This past week was the first anniversary of the death of a unique practitioner. A practitioner with lots of gray areas, that kept getting darker. Checking old photos, you can see how he would fill up a basquetball court in the 90s and barely have half a dozen people fifteen years later. There were reasons for that. His last days were... disheartening. I'm still cleaning bad habits from his teachings... more than ten years after my last class with him. He used to be exceptional at teaching beginners. Sadly, he took "the eternal beginner" to a whole different meaning.

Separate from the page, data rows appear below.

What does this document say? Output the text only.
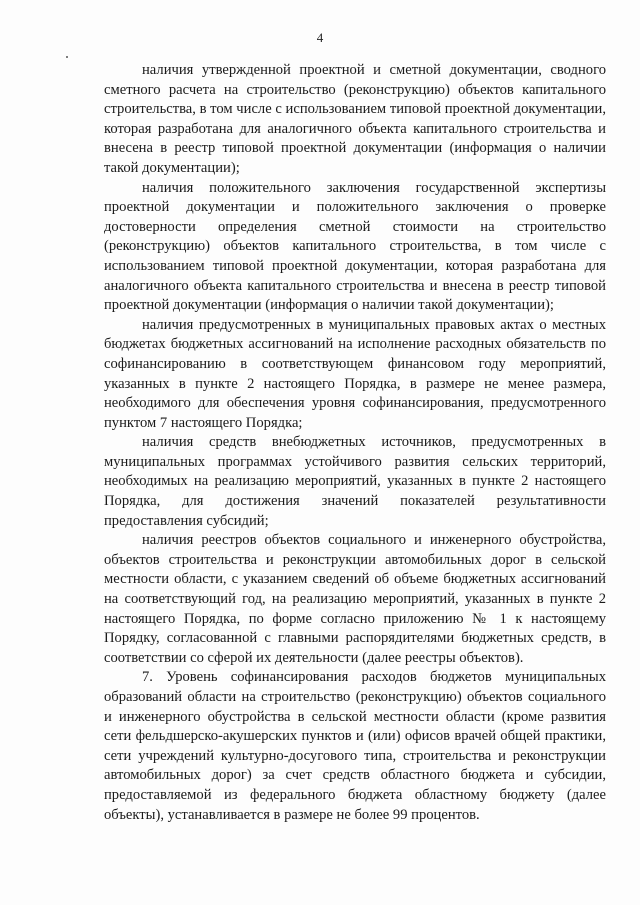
4

наличия утвержденной проектной и сметной документации, сводного сметного расчета на строительство (реконструкцию) объектов капитального строительства, в том числе с использованием типовой проектной документации, которая разработана для аналогичного объекта капитального строительства и внесена в реестр типовой проектной документации (информация о наличии такой документации);

наличия положительного заключения государственной экспертизы проектной документации и положительного заключения о проверке достоверности определения сметной стоимости на строительство (реконструкцию) объектов капитального строительства, в том числе с использованием типовой проектной документации, которая разработана для аналогичного объекта капитального строительства и внесена в реестр типовой проектной документации (информация о наличии такой документации);

наличия предусмотренных в муниципальных правовых актах о местных бюджетах бюджетных ассигнований на исполнение расходных обязательств по софинансированию в соответствующем финансовом году мероприятий, указанных в пункте 2 настоящего Порядка, в размере не менее размера, необходимого для обеспечения уровня софинансирования, предусмотренного пунктом 7 настоящего Порядка;

наличия средств внебюджетных источников, предусмотренных в муниципальных программах устойчивого развития сельских территорий, необходимых на реализацию мероприятий, указанных в пункте 2 настоящего Порядка, для достижения значений показателей результативности предоставления субсидий;

наличия реестров объектов социального и инженерного обустройства, объектов строительства и реконструкции автомобильных дорог в сельской местности области, с указанием сведений об объеме бюджетных ассигнований на соответствующий год, на реализацию мероприятий, указанных в пункте 2 настоящего Порядка, по форме согласно приложению № 1 к настоящему Порядку, согласованной с главными распорядителями бюджетных средств, в соответствии со сферой их деятельности (далее реестры объектов).

7. Уровень софинансирования расходов бюджетов муниципальных образований области на строительство (реконструкцию) объектов социального и инженерного обустройства в сельской местности области (кроме развития сети фельдшерско-акушерских пунктов и (или) офисов врачей общей практики, сети учреждений культурно-досугового типа, строительства и реконструкции автомобильных дорог) за счет средств областного бюджета и субсидии, предоставляемой из федерального бюджета областному бюджету (далее объекты), устанавливается в размере не более 99 процентов.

And, yet, he was the man who once introduced me to Iai, and to Tatsumi-ryû. I wouldn't be in the school if it wasn't for him. He is the foundational stone of a lot of my understanding of martial arts, and Japan. A key stone in many other areas. I can't, and I shouldn't, forget his paper in that, fail to acknowledge his contribution.
I recoil from what he became, I mourn what he could have been, what he had been to his few friends. I remember my good moments with him; I'm afraid he always saw me like the babyfaced teen he met in the early nineties.
So it might be a weird memento, but I did 108 repetitions of a kata in Tatsumi I'll always associate with him: nuki uchi, ni no uden, ni no tachi, kesa. He liked it, because if was off the main track of the school, on its own. It almost says it all, right there.